Archimedean zeta functions, singularities, and Hodge theory
Dougal Davis, András C. Lőrincz, Ruijie Yang
TL;DR
This work builds a comprehensive bridge between Archimedean zeta functions and singularity invariants by embedding the problem in the framework of polarized complex Hodge modules. It proves that the largest nontrivial pole of the reduced zeta function corresponds to the negative minimal exponent $-\tilde{\alpha}_f$ with multiplicity given by the root multiplicity of $\tilde{b}_f(s)$, while showing that not every root of $b_f(s)$ yields a pole, via explicit counterexamples. The authors develop analytic descriptions of the $V$-filtration, and show how poles are read off from the Hodge filtration on vanishing cycles, yielding new characterizations of Hodge and higher multiplier ideals and providing a unified view of several previous results.
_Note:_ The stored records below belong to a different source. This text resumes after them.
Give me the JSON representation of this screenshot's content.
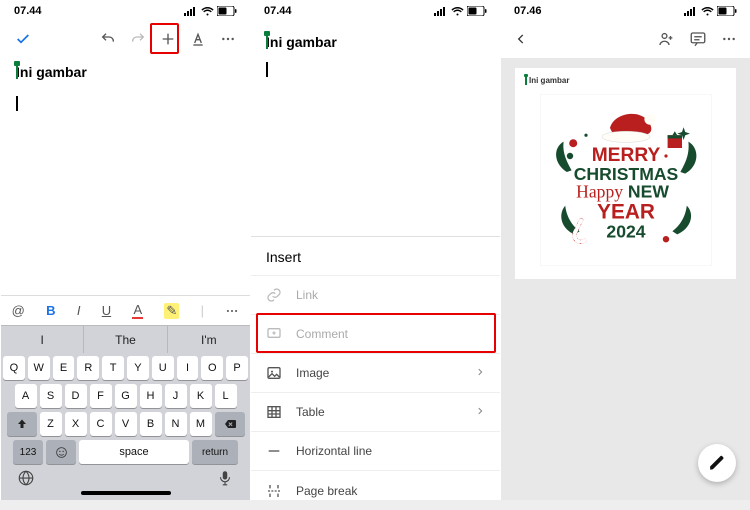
{
  "panel1": {
    "status": {
      "time": "07.44"
    },
    "doc_title": "Ini gambar",
    "keyboard": {
      "suggestions": [
        "I",
        "The",
        "I'm"
      ],
      "row1": [
        "Q",
        "W",
        "E",
        "R",
        "T",
        "Y",
        "U",
        "I",
        "O",
        "P"
      ],
      "row2": [
        "A",
        "S",
        "D",
        "F",
        "G",
        "H",
        "J",
        "K",
        "L"
      ],
      "row3": [
        "Z",
        "X",
        "C",
        "V",
        "B",
        "N",
        "M"
      ],
      "numkey": "123",
      "space": "space",
      "return": "return"
    },
    "format": {
      "b": "B",
      "i": "I",
      "u": "U",
      "a": "A"
    }
  },
  "panel2": {
    "status": {
      "time": "07.44"
    },
    "doc_title": "Ini gambar",
    "sheet": {
      "title": "Insert",
      "rows": [
        {
          "icon": "link",
          "label": "Link",
          "disabled": true
        },
        {
          "icon": "comment",
          "label": "Comment",
          "disabled": true
        },
        {
          "icon": "image",
          "label": "Image",
          "chevron": true
        },
        {
          "icon": "table",
          "label": "Table",
          "chevron": true
        },
        {
          "icon": "hr",
          "label": "Horizontal line"
        },
        {
          "icon": "pagebreak",
          "label": "Page break"
        }
      ]
    }
  },
  "panel3": {
    "status": {
      "time": "07.46"
    },
    "mini_title": "Ini gambar",
    "art": {
      "line1": "MERRY",
      "line2": "CHRISTMAS",
      "line3": "Happy NEW",
      "line4": "YEAR",
      "line5": "2024"
    }
  }
}
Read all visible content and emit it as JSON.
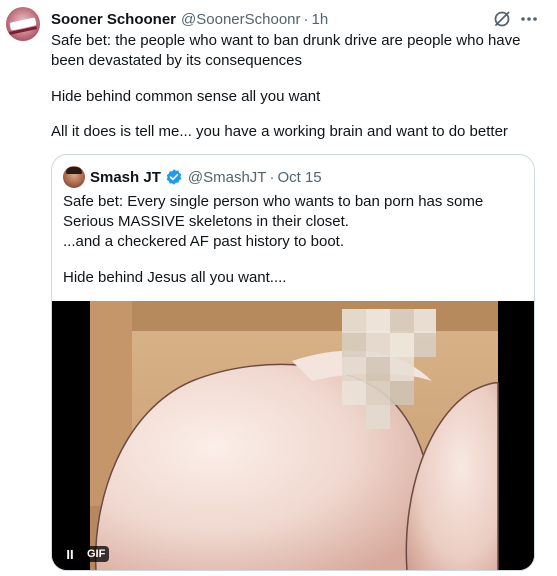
{
  "tweet": {
    "author": "Sooner Schooner",
    "handle": "@SoonerSchoonr",
    "separator": "·",
    "time": "1h",
    "paragraphs": [
      "Safe bet: the people who want to ban drunk drive are people who have been devastated by its consequences",
      "Hide behind common sense all you want",
      "All it does is tell me... you have a working brain and want to do better"
    ]
  },
  "quote": {
    "author": "Smash JT",
    "handle": "@SmashJT",
    "separator": "·",
    "date": "Oct 15",
    "lines": [
      "Safe bet: Every single person who wants to ban porn has some Serious MASSIVE skeletons in their closet.",
      "...and a checkered AF past history to boot.",
      "Hide behind Jesus all you want...."
    ],
    "media": {
      "type": "gif",
      "badge": "GIF",
      "pause_glyph": "II"
    }
  },
  "colors": {
    "text": "#0f1419",
    "muted": "#536471",
    "border": "#cfd9de",
    "verified": "#1d9bf0"
  },
  "icons": [
    "grok-icon",
    "more-icon",
    "verified-icon",
    "pause-icon"
  ]
}
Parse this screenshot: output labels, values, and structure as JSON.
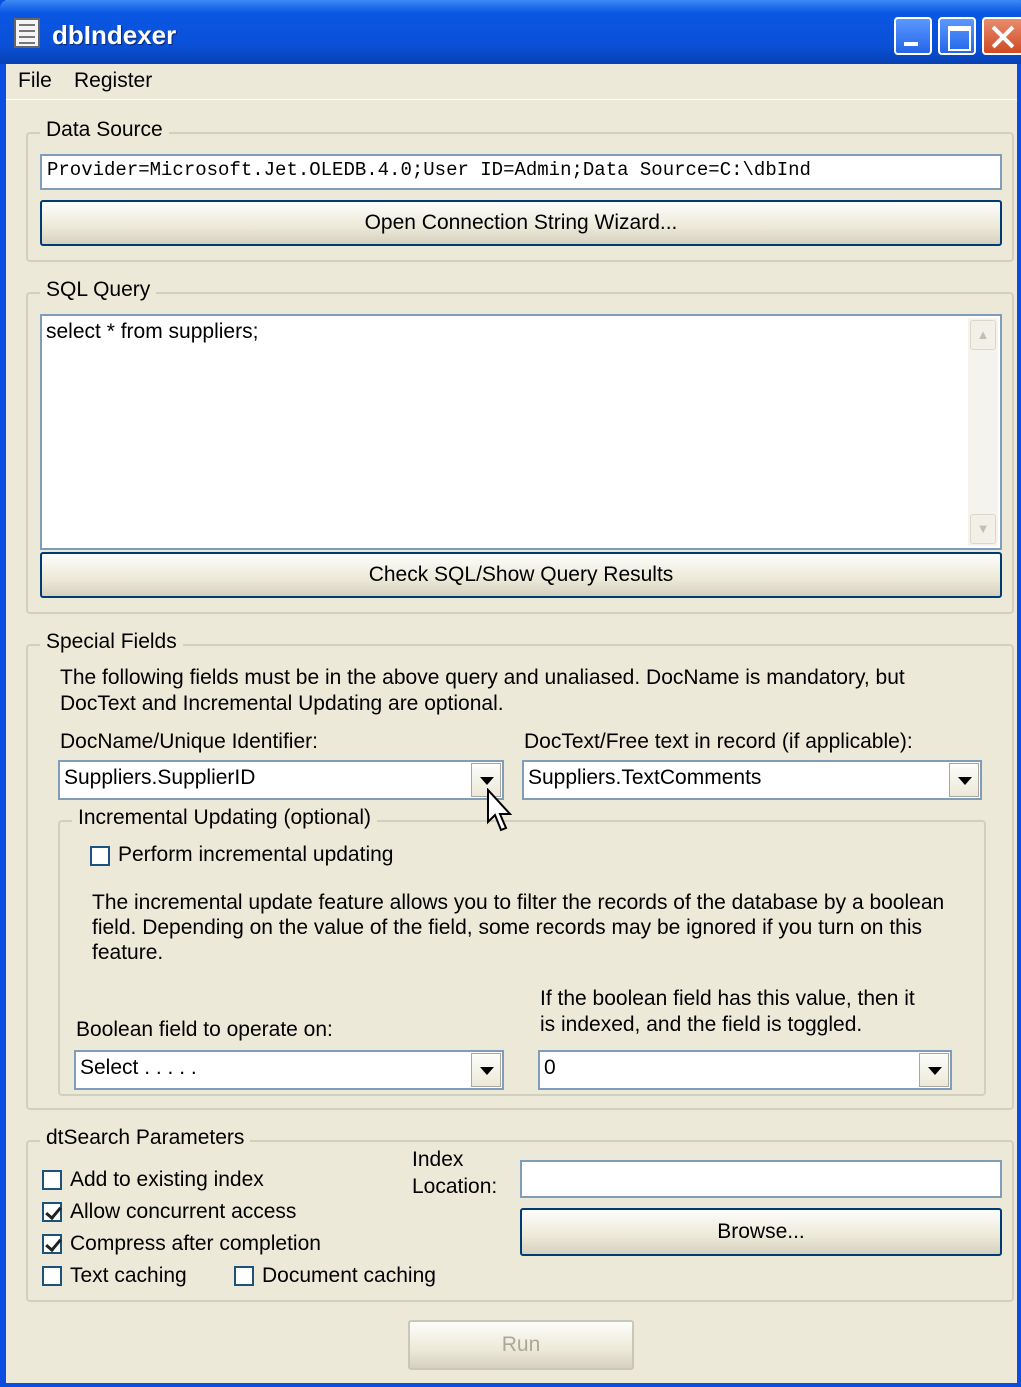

They also establish positivity of the polarization on the lowest Hodge piece, which underpins the pole-order results, and supply both geometric (log-resolutions) and analytic (zeta-pole) perspectives, including a positive answer for minimal exponent questions in the Budur–Walther setting. Overall, the paper advances the interface between Hodge theory, $V$-filtration, and singularity invariants through Archimedean zeta functions, delivering precise pole descriptions, counterexamples, and analytic descriptions of multiplier-type objects.
Abstract
We use Hodge theory to relate poles of the Archimedean zeta function $Z_f$ of a holomorphic function $f$ with several invariants of singularities. First, we prove that the largest nontrivial pole of $Z_f$ is the negative of the minimal exponent of $f$, whose order is determined by the multiplicity of the corresponding root of the Bernstein--Sato polynomial $b_f(s)$, resolving in a strong sense a question of Mustaţă--Popa. This simultaneously generalizes a result of Loeser for isolated singularities and of Kollár--Litchin for the log canonical threshold, and improves them by accounting for the multiplicity. On the other hand, we give an example of $f$ where a root of $b_f(s)$ is not a pole of $Z_f$, answering a question of Loeser from 1985 in the negative. As a byproduct, we give a positive answer to a question of Budur--Walther in the case of the minimal exponent. In general, we determine poles of $Z_f$ from the Hodge filtration on vanishing cycles, sharpening a result of Barlet. Finally, we obtain analytic descriptions of the $V$-filtration of Kashiwara and Malgrange, Hodge and higher multiplier ideals, addressing another question of Mustaţă--Popa. The proofs mainly rely on a positivity property of the polarization on the lowest piece of the Hodge filtration on a complex Hodge module in the sense of Sabbah--Schnell.